A standard example of Nakajima quiver varieties are type A Springer resolutions $\widetilde{\mathcal{N}} \to \mathcal{N}$. In the theory of Springer resolutions it is often beneficial to consider the full Grothendieck-Springer resolution, i.e. to work with the commutative diagram

$$\require{AMScd}\begin{CD} \widetilde{\mathcal{N}} @>>> \widetilde{\mathfrak{g}} \\ @VVV @VVV\\ \mathcal{N} @>>> \mathfrak{g} \end{CD}$$

Is there a similar diagram where the left side is replaced by $\mathfrak{M} \to \mathfrak{M_0}$ for an arbitrary quiver variety.

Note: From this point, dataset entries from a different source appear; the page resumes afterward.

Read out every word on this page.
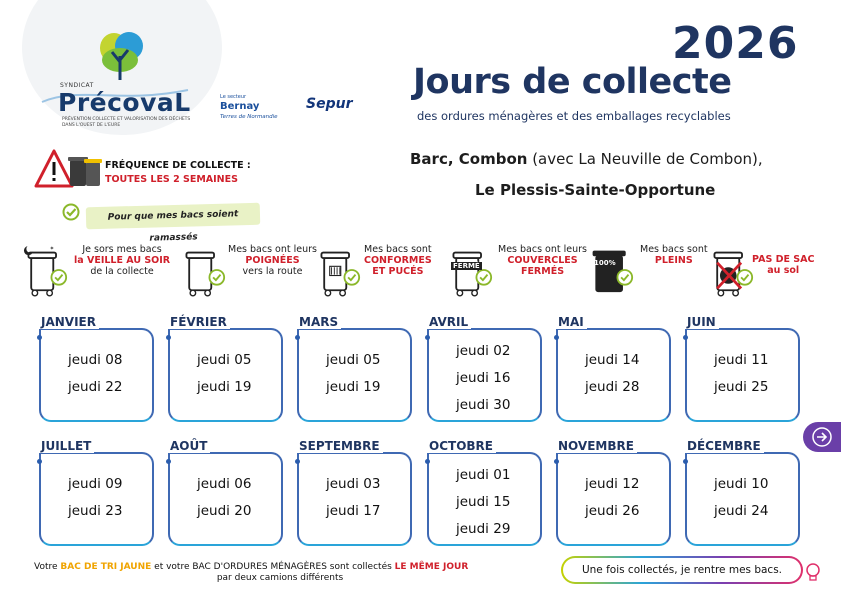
SYNDICAT
PrécovaL
PRÉVENTION COLLECTE ET VALORISATION DES DÉCHETS DANS L'OUEST DE L'EURE
Le secteur
Bernay
Terres de Normandie
Sepur
2026
Jours de collecte
des ordures ménagères et des emballages recyclables
Barc, Combon (avec La Neuville de Combon),
Le Plessis-Sainte-Opportune
FRÉQUENCE DE COLLECTE :
TOUTES LES 2 SEMAINES
Pour que mes bacs soient ramassés
✶	Je sors mes bacs
la VEILLE AU SOIR
de la collecte
Mes bacs ont leurs
POIGNÉES
vers la route
Mes bacs sont
CONFORMES
ET PUCÉS	FERMÉ
Mes bacs ont leurs
COUVERCLES
FERMÉS
100%
Mes bacs sont
PLEINS	PAS DE SAC
au sol
JANVIER
jeudi 08
jeudi 22
FÉVRIER
jeudi 05
jeudi 19
MARS
jeudi 05
jeudi 19
AVRIL
jeudi 02
jeudi 16
jeudi 30
MAI
jeudi 14
jeudi 28
JUIN
jeudi 11
jeudi 25
JUILLET
jeudi 09
jeudi 23
AOÛT
jeudi 06
jeudi 20
SEPTEMBRE
jeudi 03
jeudi 17
OCTOBRE
jeudi 01
jeudi 15
jeudi 29
NOVEMBRE
jeudi 12
jeudi 26
DÉCEMBRE
jeudi 10
jeudi 24
Votre BAC DE TRI JAUNE et votre BAC D'ORDURES MÉNAGÈRES sont collectés LE MÊME JOUR
par deux camions différents
Une fois collectés, je rentre mes bacs.
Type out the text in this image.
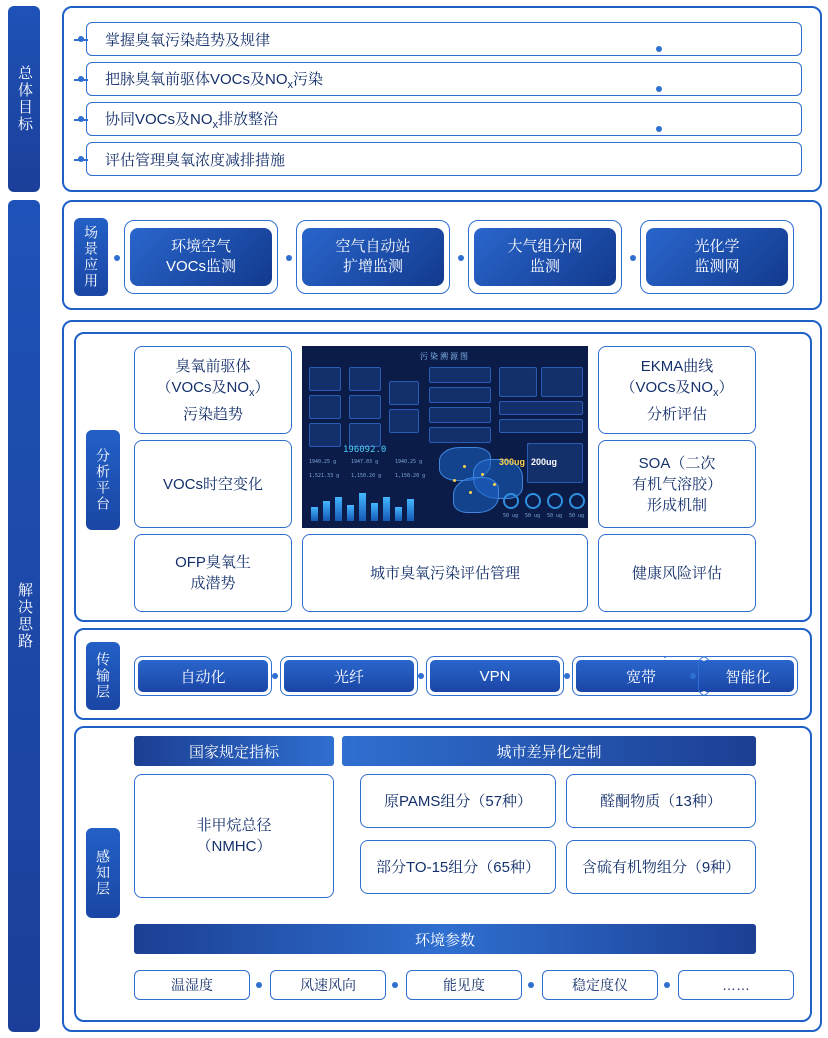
总体目标
解决思路
掌握臭氧污染趋势及规律
把脉臭氧前驱体VOCs及$NO_x$污染
协同VOCs及$NO_x$排放整治
评估管理臭氧浓度减排措施
场景应用	环境空气
VOCs监测
空气自动站
扩增监测
大气组分网
监测
光化学
监测网
分析平台
臭氧前驱体
（VOCs及$NO_x$）
污染趋势
VOCs时空变化
OFP臭氧生
成潜势
EKMA曲线
（VOCs及$NO_x$）
分析评估
SOA（二次
有机气溶胶）
形成机制
健康风险评估
污染溯源图
196092.0
1940.25 g	1947.03 g	1940.25 g
1,521.33 g 1,150.20 g	1,150.20 g
200ug
300ug
50 ug 50 ug 50 ug 50 ug
城市臭氧污染评估管理
传输层	自动化	光纤	VPN	宽带	智能化
感知层
国家规定指标	城市差异化定制
非甲烷总径
（NMHC）
原PAMS组分（57种）	醛酮物质（13种）
部分TO-15组分（65种）	含硫有机物组分（9种）
环境参数
温湿度	风速风向	能见度	稳定度仪	……
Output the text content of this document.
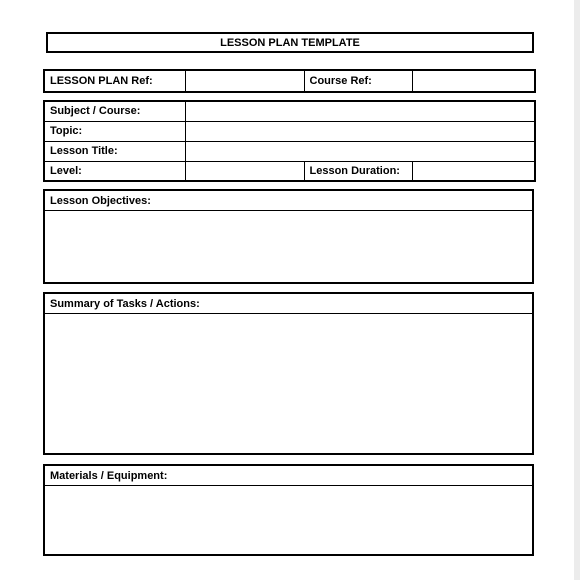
LESSON PLAN TEMPLATE
LESSON PLAN Ref:		Course Ref:	
Subject / Course:			
Topic:			
Lesson Title:			
Level:		Lesson Duration:	
Lesson Objectives:
Summary of Tasks / Actions:
Materials / Equipment:
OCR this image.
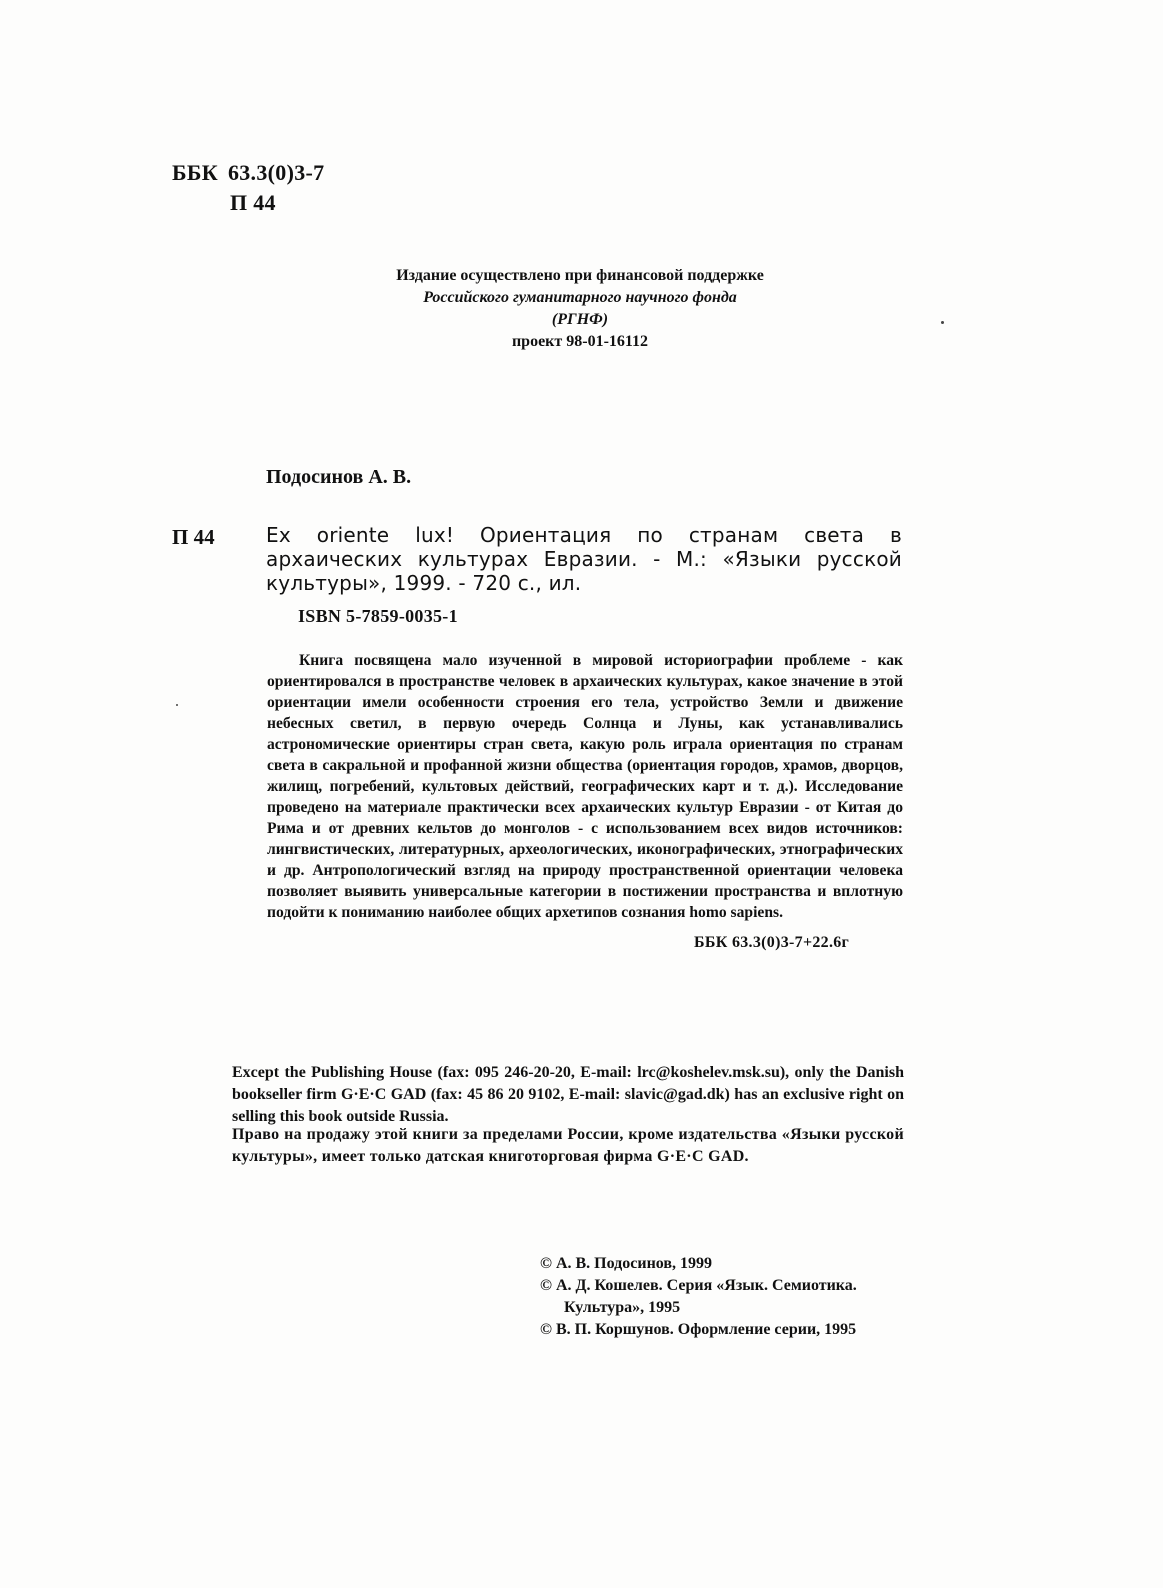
ББК 63.3(0)3-7
П 44
Издание осуществлено при финансовой поддержке
Российского гуманитарного научного фонда
(РГНФ)
проект 98-01-16112
Подосинов А. В.
П 44	Ex oriente lux! Ориентация по странам света в архаических культурах Евразии. - М.: «Языки русской культуры», 1999. - 720 с., ил.
ISBN 5-7859-0035-1
Книга посвящена мало изученной в мировой историографии проблеме - как ориентировался в пространстве человек в архаических культурах, какое значение в этой ориентации имели особенности строения его тела, устройство Земли и движение небесных светил, в первую очередь Солнца и Луны, как устанавливались астрономические ориентиры стран света, какую роль играла ориентация по странам света в сакральной и профанной жизни общества (ориентация городов, храмов, дворцов, жилищ, погребений, культовых действий, географических карт и т. д.). Исследование проведено на материале практически всех архаических культур Евразии - от Китая до Рима и от древних кельтов до монголов - с использованием всех видов источников: лингвистических, литературных, археологических, иконографических, этнографических и др. Антропологический взгляд на природу пространственной ориентации человека позволяет выявить универсальные категории в постижении пространства и вплотную подойти к пониманию наиболее общих архетипов сознания homo sapiens.
ББК 63.3(0)3-7+22.6г
Except the Publishing House (fax: 095 246-20-20, E-mail: lrc@koshelev.msk.su), only the Danish bookseller firm G·E·C GAD (fax: 45 86 20 9102, E-mail: slavic@gad.dk) has an exclusive right on selling this book outside Russia.
Право на продажу этой книги за пределами России, кроме издательства «Языки русской культуры», имеет только датская книготорговая фирма G·E·C GAD.
© А. В. Подосинов, 1999
© А. Д. Кошелев. Серия «Язык. Семиотика.
Культура», 1995
© В. П. Коршунов. Оформление серии, 1995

To be clear, I do not expect that the analogue of the Grothendieck-Springer resolution is necessarily a quiver variety itself, I merely ask whether to each (nice?) quiver variety one can associate a space that behaves similar to $\widetilde{\mathfrak{g}}$. I'm also intentionally vague about the word "similar", but for example a main feature of the above diagram is that it "lives over" $0 \hookrightarrow \mathfrak{h}//W \leftarrow \mathfrak{h}$.

Alternatively, why should I not expect such a thing to exist?